De acordo com o Ministério da Saúde, neste momento, a maior parte do país está em cenário menos agressivo na incidência de dengue. Há 13 estados em estabilidade: Rondônia, Pará, Amapá, Mato Grosso, Mato Grosso do Sul, Rio Grande do Sul, Santa Catarina, Paraná, Ceará, Paraíba, Rio Grande do Norte, Rio de Janeiro e São Paulo. 

Já a tendência de queda está no Acre, Roraima, Amazonas, Tocantins, Goiás, Distrito Federal, Piauí, Minas Gerais e Espírito Santo. Apenas Alagoas, Bahia, Maranhão, Pernambuco e Sergipe apresentam tendência de aumento.

Infestação de mosquitos e mudanças climáticas

Segundo a diretora do Centro Estadual de Vigilância em Saúde (Cevs/RS), Tani Ranieri, o número de casos notificados no RS já ultrapassou o ano de 2022 e 466 dos 497 municípios estão infestados pelo Aedes Aegypt, mosquito transmissor da dengue. "Então, basta ter uma pessoa infectada para que haja transmissão da doença. Quanto maior a circulação viral, mais pessoas serão infectadas. E quanto mais pessoas infectadas, maiores são as probabilidades de termos óbitos como desfechos”, expõe. 

Para o virologista Fernando Spilki, a situação no estado é reflexo local de um processo de alteração climática global, que está gerando uma endemização da dengue nos últimos três anos. “Com o mundo chegando a sequência de dez meses mais quentes registrados na história, nós temos um recorde de temperatura, mesmo com temperaturas um pouco mais baixas do que no alto do verão, para essa época do ano, final de março e abril. Todas as condições nos últimos três anos favorecem o desenvolvimento de surtos de dengue, e eles têm se realizado. A gente não tem por imaginar que essa situação vai se modificar para os anos seguintes e isso é bastante preocupante”, avalia.

Controle da doença

O virologista aponta que o controle do mosquito, peça-chave para conter o avanço da doença, é muito difícil. “Mesmo um grau de infestação que corresponda, por exemplo, a dois domicílios numa quadra, já pode ser necessário para manter as condições de transmissão do vírus. Mesmo fazendo todo o esforço, se não tiver um engajamento muito forte da população, vai ter problemas. Também conta a questão de que nós ainda estamos numa fase em que, talvez, uma parte das pessoas ainda não tenha a consciência de que a dengue veio pra ficar, que ela não é mais um assunto estranho à realidade gaúcha, e que todos precisam estar muito atentos.”

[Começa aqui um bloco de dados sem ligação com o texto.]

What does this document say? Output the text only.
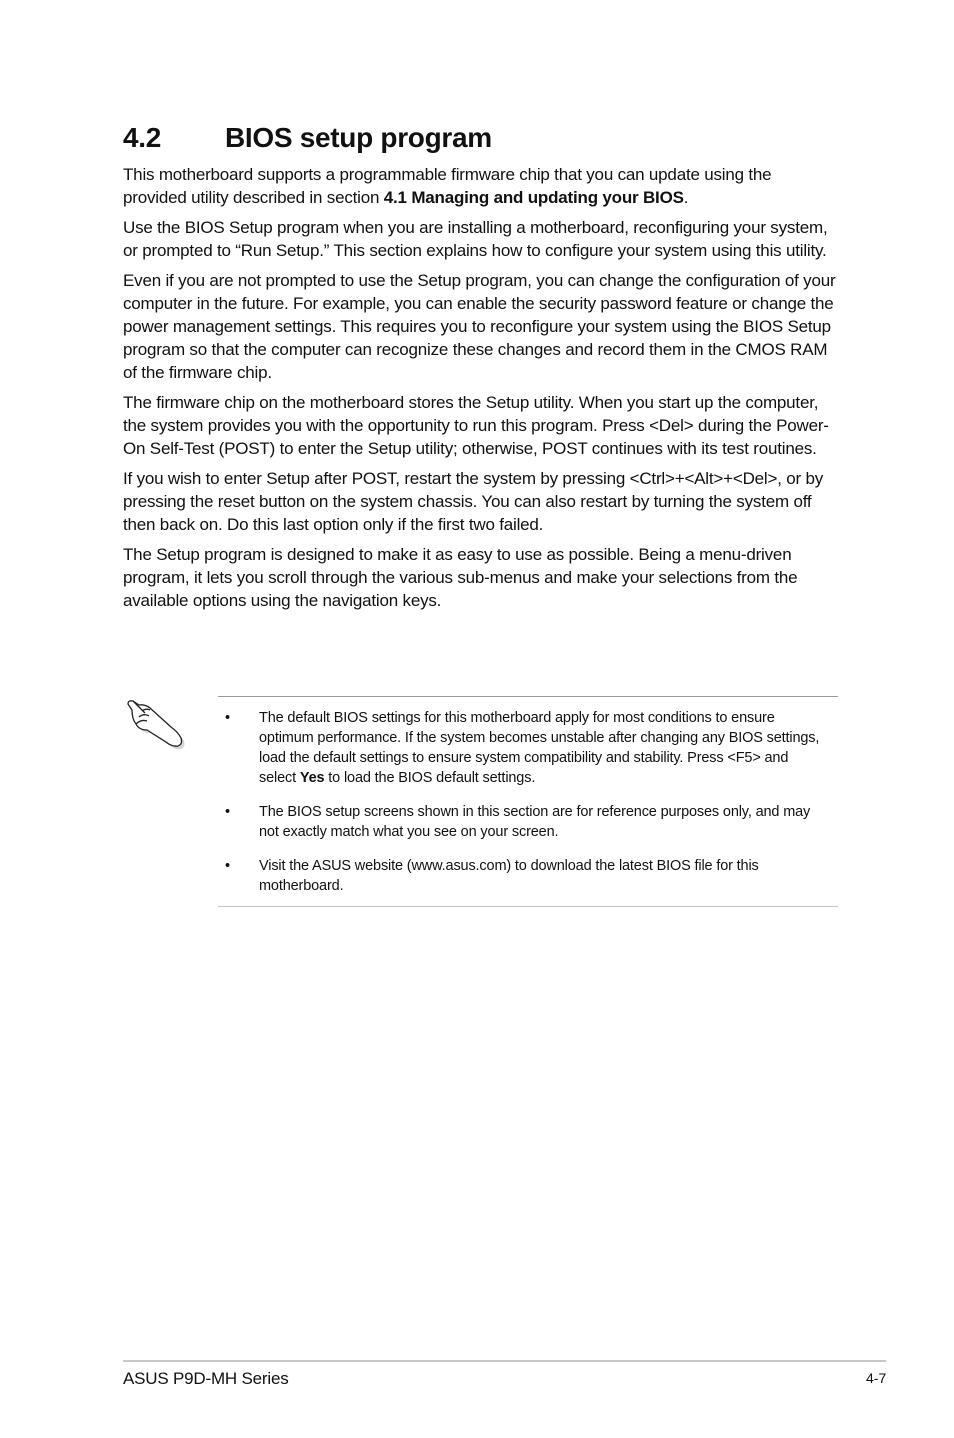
4.2 BIOS setup program

This motherboard supports a programmable firmware chip that you can update using the provided utility described in section 4.1 Managing and updating your BIOS.

Use the BIOS Setup program when you are installing a motherboard, reconfiguring your system, or prompted to “Run Setup.” This section explains how to configure your system using this utility.

Even if you are not prompted to use the Setup program, you can change the configuration of your computer in the future. For example, you can enable the security password feature or change the power management settings. This requires you to reconfigure your system using the BIOS Setup program so that the computer can recognize these changes and record them in the CMOS RAM of the firmware chip.

The firmware chip on the motherboard stores the Setup utility. When you start up the computer, the system provides you with the opportunity to run this program. Press <Del> during the Power-On Self-Test (POST) to enter the Setup utility; otherwise, POST continues with its test routines.

If you wish to enter Setup after POST, restart the system by pressing <Ctrl>+<Alt>+<Del>, or by pressing the reset button on the system chassis. You can also restart by turning the system off then back on. Do this last option only if the first two failed.

The Setup program is designed to make it as easy to use as possible. Being a menu-driven program, it lets you scroll through the various sub-menus and make your selections from the available options using the navigation keys.

• The default BIOS settings for this motherboard apply for most conditions to ensure optimum performance. If the system becomes unstable after changing any BIOS settings, load the default settings to ensure system compatibility and stability. Press <F5> and select Yes to load the BIOS default settings.
• The BIOS setup screens shown in this section are for reference purposes only, and may not exactly match what you see on your screen.
• Visit the ASUS website (www.asus.com) to download the latest BIOS file for this motherboard.
ASUS P9D-MH Series	4-7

O prognóstico para o mês de abril não é animador. “Se seguir o padrão dos últimos anos, o que também é algo que precisamos ver, porque esse ano a gente teve o surto iniciando muito mais cedo, de maneira muito mais abrupta, muito mais continuado, nós teremos esse mês de abril como um mês bastante difícil ainda. E depois a situação começando a arrefecer a partir de maio”, projeta.

De acordo com Tani, o número de óbitos sempre teve maior registro no mês de abril. “Acreditamos que ainda tenhamos um aumento nesses números durante o mês”, reitera.

Letalidade 

O Rio Grande do Sul está entre os estados com elevado número de letalidade, prossegue a a diretora do Cevs. “Quando avaliado número absoluto de óbitos, o RS tem oscilado entre 7º e 8º do  país. Quando avaliado a taxa de letalidade por casos prováveis, o RS fica entre 4º e 5º do país. E quando avaliamos a taxa de letalidade por casos graves e sinais de alarme, a letalidade do RS fica entre 3º e 4º do país”, explica.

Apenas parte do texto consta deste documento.